Date of Award

8-2013

Degree Type

Dissertation

Degree Name

Doctor of Philosophy

Major

Anthropology

Major Professor

Benjamin M. Auerbach

Committee Members

Graciela Cabana, Andrew Kramer, Katie Kavanagh

Abstract

This research investigates how the interaction of mechanics (i.e., physical activity) and metabolism (i.e., health status) shapes human cortical bone morphology during skeletal development. Understanding this interaction is important for research investigating human behavior from adult and subadult archaeological skeletal samples, as previous studies have demonstrated that interaction effects may confound the interpretation of either mechanics or metabolism independently from skeletal remains.

This study approaches this issue holistically through the analysis of human cortical bone morphology at dual scales (microscopic and macroscopic scales) and across multiple skeletal elements (femora, humeri, and ribs) exposed to different levels of mechanical loading. Because bone responds to environmental influences most strongly during growth, a subadult cemetery sample of 57 individuals from the medieval archaeological site of Alytus, Lithuania (A.D. 14th-18th centuries) was employed. Bone properties were compared among individuals who had experienced varying amounts of metabolic stress, as inferred from skeletal stress lesions. Analyses tested the hypothesis that to maintain proper bone strength, metabolic stress effects (i.e., bone loss) are increasingly attenuated as mechanical loading demands increase across the three skeletal elements.

Results suggest that mechanical loading compensates for metabolic bone loss at both macroscopic and microscopic scales. Macroscopically, loading attenuates metabolic bone loss by redistributing cortical bone further from the cross-sectional centroid, thus increasing bone strength properties and maintaining loading relationships across the skeleton. Additionally, although metabolic stress is associated with microscopic bone loss, this loss is distributed within the skeleton in a way that may mitigate reductions in strength at the tissue-level (i.e., preferentially in elements with more macroscopic bone mass).

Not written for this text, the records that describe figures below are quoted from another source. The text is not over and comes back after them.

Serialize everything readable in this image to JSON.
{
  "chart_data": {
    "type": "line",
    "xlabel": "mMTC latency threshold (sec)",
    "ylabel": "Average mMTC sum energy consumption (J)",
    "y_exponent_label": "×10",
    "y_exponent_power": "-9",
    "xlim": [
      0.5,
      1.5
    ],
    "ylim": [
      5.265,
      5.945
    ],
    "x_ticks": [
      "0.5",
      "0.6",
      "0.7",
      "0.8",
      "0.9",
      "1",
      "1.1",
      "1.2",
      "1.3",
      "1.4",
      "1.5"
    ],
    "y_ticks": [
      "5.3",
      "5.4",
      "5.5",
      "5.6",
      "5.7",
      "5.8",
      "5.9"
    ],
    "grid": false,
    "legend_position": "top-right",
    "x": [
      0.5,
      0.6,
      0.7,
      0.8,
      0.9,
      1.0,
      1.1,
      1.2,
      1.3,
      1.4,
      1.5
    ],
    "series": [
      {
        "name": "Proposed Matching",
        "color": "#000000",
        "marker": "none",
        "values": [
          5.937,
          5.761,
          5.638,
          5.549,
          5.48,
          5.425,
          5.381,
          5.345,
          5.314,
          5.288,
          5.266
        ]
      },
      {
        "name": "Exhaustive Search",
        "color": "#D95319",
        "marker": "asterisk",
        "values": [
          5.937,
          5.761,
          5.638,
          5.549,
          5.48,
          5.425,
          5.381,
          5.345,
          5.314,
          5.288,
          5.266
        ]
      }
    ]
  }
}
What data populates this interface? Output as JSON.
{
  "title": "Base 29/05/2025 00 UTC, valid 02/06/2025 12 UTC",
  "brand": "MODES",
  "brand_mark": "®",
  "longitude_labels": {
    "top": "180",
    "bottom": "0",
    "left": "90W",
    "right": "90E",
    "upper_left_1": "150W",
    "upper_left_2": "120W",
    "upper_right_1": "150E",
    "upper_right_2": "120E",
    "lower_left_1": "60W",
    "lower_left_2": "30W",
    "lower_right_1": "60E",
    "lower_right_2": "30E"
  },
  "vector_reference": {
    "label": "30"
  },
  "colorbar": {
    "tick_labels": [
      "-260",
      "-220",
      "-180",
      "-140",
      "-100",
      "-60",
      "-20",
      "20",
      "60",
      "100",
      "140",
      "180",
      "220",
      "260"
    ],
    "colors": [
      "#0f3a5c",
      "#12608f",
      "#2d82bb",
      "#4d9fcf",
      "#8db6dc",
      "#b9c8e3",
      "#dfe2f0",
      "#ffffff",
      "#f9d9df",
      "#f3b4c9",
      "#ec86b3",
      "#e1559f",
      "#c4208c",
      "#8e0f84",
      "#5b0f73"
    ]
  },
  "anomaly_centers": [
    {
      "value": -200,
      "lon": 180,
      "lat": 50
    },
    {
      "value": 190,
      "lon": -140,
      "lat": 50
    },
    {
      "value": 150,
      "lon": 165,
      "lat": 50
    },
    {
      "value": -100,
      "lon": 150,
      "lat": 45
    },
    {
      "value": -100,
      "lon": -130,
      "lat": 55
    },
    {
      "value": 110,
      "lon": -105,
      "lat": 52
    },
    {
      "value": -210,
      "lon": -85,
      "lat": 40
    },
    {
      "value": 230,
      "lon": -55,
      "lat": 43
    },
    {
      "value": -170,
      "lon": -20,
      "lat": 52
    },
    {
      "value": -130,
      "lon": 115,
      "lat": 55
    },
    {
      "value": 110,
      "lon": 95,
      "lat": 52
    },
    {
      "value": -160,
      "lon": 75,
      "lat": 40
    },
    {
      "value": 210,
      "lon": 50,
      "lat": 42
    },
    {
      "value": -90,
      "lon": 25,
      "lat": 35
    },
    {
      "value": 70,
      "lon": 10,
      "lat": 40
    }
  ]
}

While these results point to enhanced effects of loading relative to metabolic stress, both factors have a detectable influence on cortical morphology.

The interaction between mechanical and metabolic factors, therefore, must be considered when interpreting physical activity and health status from human skeletal remains. As the majority of adult cortical morphology is formed during skeletal development, when these factors are strongest, accounting for interaction effects is important for both subadult and adult studies. Thus, the implications of this study will assist in improving analyses of human biocultural adaptation in the past.